Entra aqui, gente. Porque isso é BALELA. Quer dizer, nem tanto – de fato, as coisas são mais difíceis quando somos mais velhos. Mas não impossíveis. Nada te impede de tomar um passo arriscado, se é pra você não viver infeliz. Claro que não é tão mais fácil do que quando você era jovem, mas com um pouco de planejamento é possível se arriscar, sim, se o objetivo é não viver uma vida de infelicidade permanente.

Entra também nos estudos que o site usa para embasar este item: sim, existem pessoas em cujo universo não existe amor, compreensão e a possibilidade de uma vida feliz. Se esse não é seu caso, autoajuda até vai. Se este é seu caso, recomendo terapia, amigão. Porque amor, ser compreendido e levar uma vidinha bacana está ao alcance de TODOS no mundo. TODOS. O que você precisa é de uma ajudinha (provavelmente profissional) pra enxergar isso.

5 – Ser feliz demanda esforço

Por fim, o item mais óbvio de todos, mas quando a gente está no loop mental da depressão, a última coisa que a gente quer é SAIR dela. O cara que escreveu o artigo da Cracked dá logo aquele TAPA na cara: visualize uma pessoa feliz. Agora visualize uma pessoa deprimida. A pessoa feliz está correndo ao ar livre com um cachorro, sei lá. Tá na praia, tá com os amigos. A pessoa deprimida está chapada no sofá, enchendo a cara de vodka ou de sorvete, comendo, vendo alguma reprise na tevê e…
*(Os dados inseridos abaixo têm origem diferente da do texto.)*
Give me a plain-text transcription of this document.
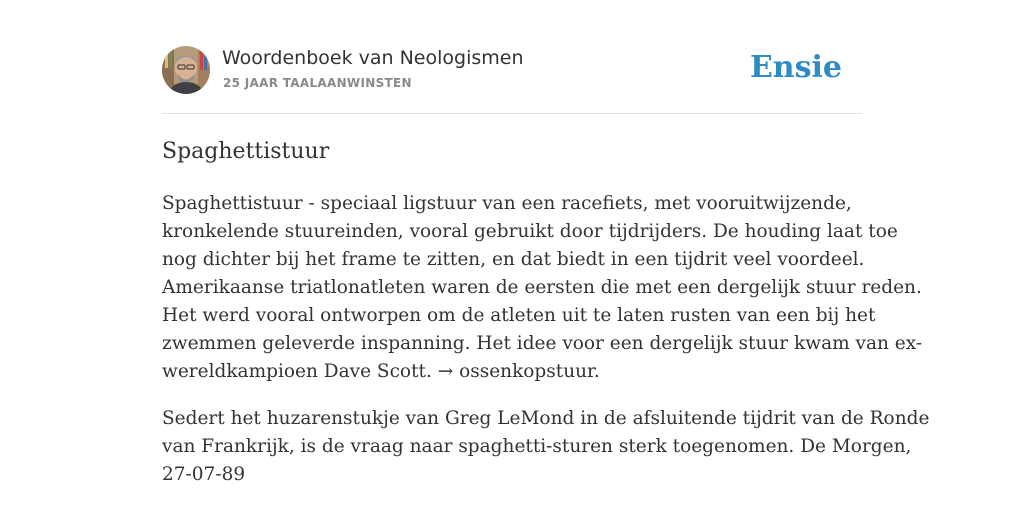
Woordenboek van Neologismen
25 JAAR TAALAANWINSTEN	Ensie
Spaghettistuur

Spaghettistuur - speciaal ligstuur van een racefiets, met vooruitwijzende,
kronkelende stuureinden, vooral gebruikt door tijdrijders. De houding laat toe
nog dichter bij het frame te zitten, en dat biedt in een tijdrit veel voordeel.
Amerikaanse triatlonatleten waren de eersten die met een dergelijk stuur reden.
Het werd vooral ontworpen om de atleten uit te laten rusten van een bij het
zwemmen geleverde inspanning. Het idee voor een dergelijk stuur kwam van ex-
wereldkampioen Dave Scott. → ossenkopstuur.

Sedert het huzarenstukje van Greg LeMond in de afsluitende tijdrit van de Ronde
van Frankrijk, is de vraag naar spaghetti-sturen sterk toegenomen. De Morgen,
27-07-89
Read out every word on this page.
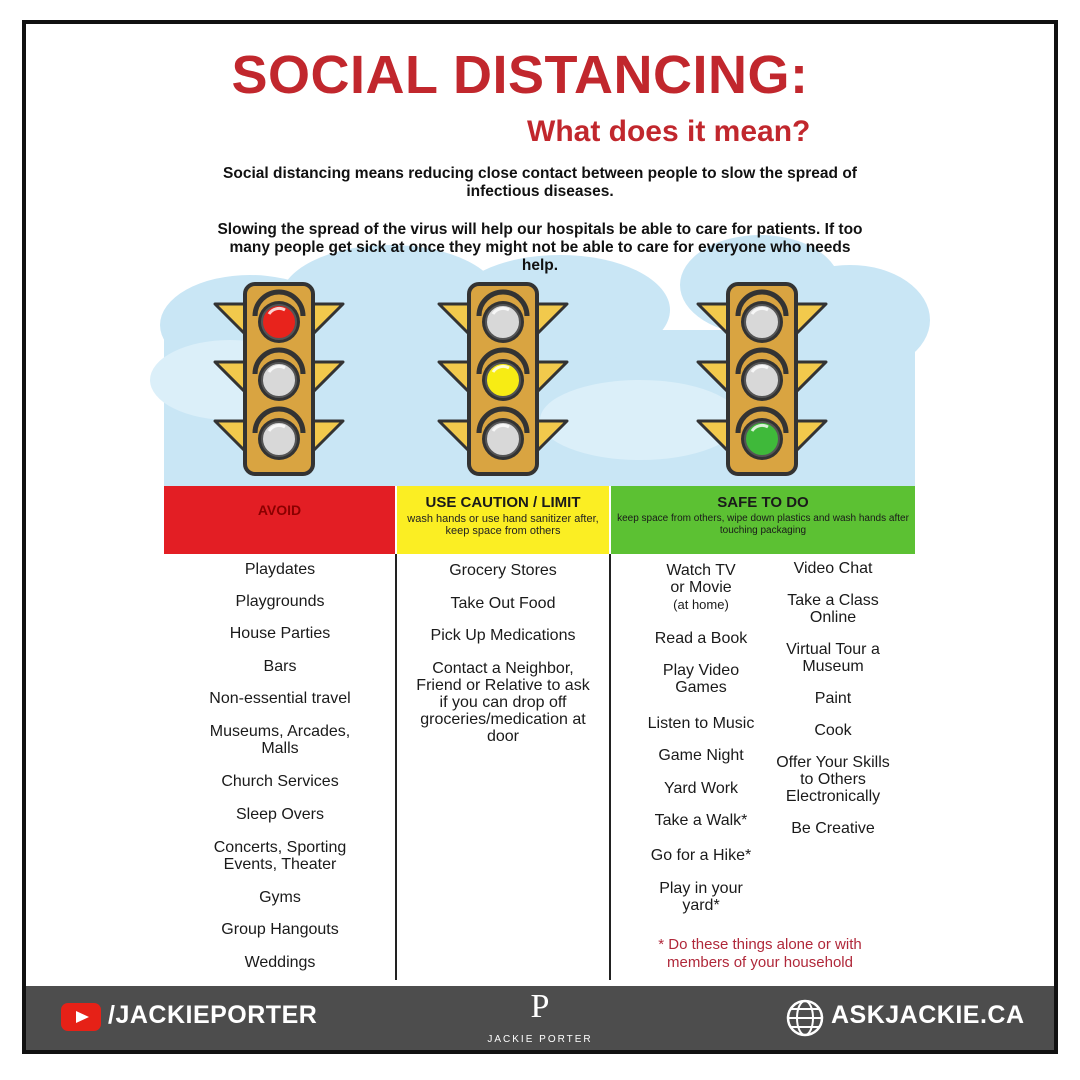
SOCIAL DISTANCING:
What does it mean?
Social distancing means reducing close contact between people to slow the spread of infectious diseases.
Slowing the spread of the virus will help our hospitals be able to care for patients. If too many people get sick at once they might not be able to care for everyone who needs help.
AVOID	USE CAUTION / LIMIT
wash hands or use hand sanitizer after, keep space from others
SAFE TO DO
keep space from others, wipe down plastics and wash hands after touching packaging
Playdates
Playgrounds
House Parties
Bars
Non-essential travel
Museums, Arcades, Malls
Church Services
Sleep Overs
Concerts, Sporting Events, Theater
Gyms
Group Hangouts
Weddings
Grocery Stores
Take Out Food
Pick Up Medications
Contact a Neighbor, Friend or Relative to ask if you can drop off groceries/medication at door
Watch TV or Movie
(at home)
Read a Book
Play Video Games
Listen to Music
Game Night
Yard Work
Take a Walk*
Go for a Hike*
Play in your yard*
Video Chat
Take a Class Online
Virtual Tour a Museum
Paint
Cook
Offer Your Skills to Others Electronically
Be Creative
* Do these things alone or with members of your household
/JACKIEPORTER	P
JACKIE PORTER
ASKJACKIE.CA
E a autoajuda, onde entra?

Está deprimido?

Saia do loop. Sim, sair da depressão demanda esforço. É muito mais cômodo ficar trancado em casa um dia inteiro sem fazer nada, mas pense que as pessoas felizes FAZEM coisas. Você passa sua vida inteira fazendo coisas chatas para OUTRAS pessoas, e seu ideal de final de semana é simplesmente não fazer nada?

Você caiu na armadilha do seu cérebro. Você não vai fazer nada, e vai emendar em mais uma semana fazendo algo chato para outras pessoas. Você não vai fazer nada de realmente prazeroso – esse “prazer” na ausência de coisas chatas que seu cérebro sente é uma armadilha – é MUITO mais prazeroso sair de casa, fazer coisas legais, praticar um esporte, fazer coisas que você sente prazer em fazer (sim, eu sei que você gosta de andar de bicicleta, gosta de ir à praia. eu sei que você tem hobbies, você toca um instrumento, você desenha, você escreve. você se sente feliz fazendo isso e seu cérebro ganha uma descarga de endorfina das boas). Isso é ser feliz. Mas ser feliz dá trabalho – tem que levantar, calçar um tênis, tem que se esforçar pra sair do loop ‘trabalho todo dia, fazer nada no fim de semana’.

Pois saiba que FAZER coisas que te fazem bem pode te tirar desse loop e tornar seus dias muito mais suportáveis.

Calça um tênis e vamos caminhar, vai.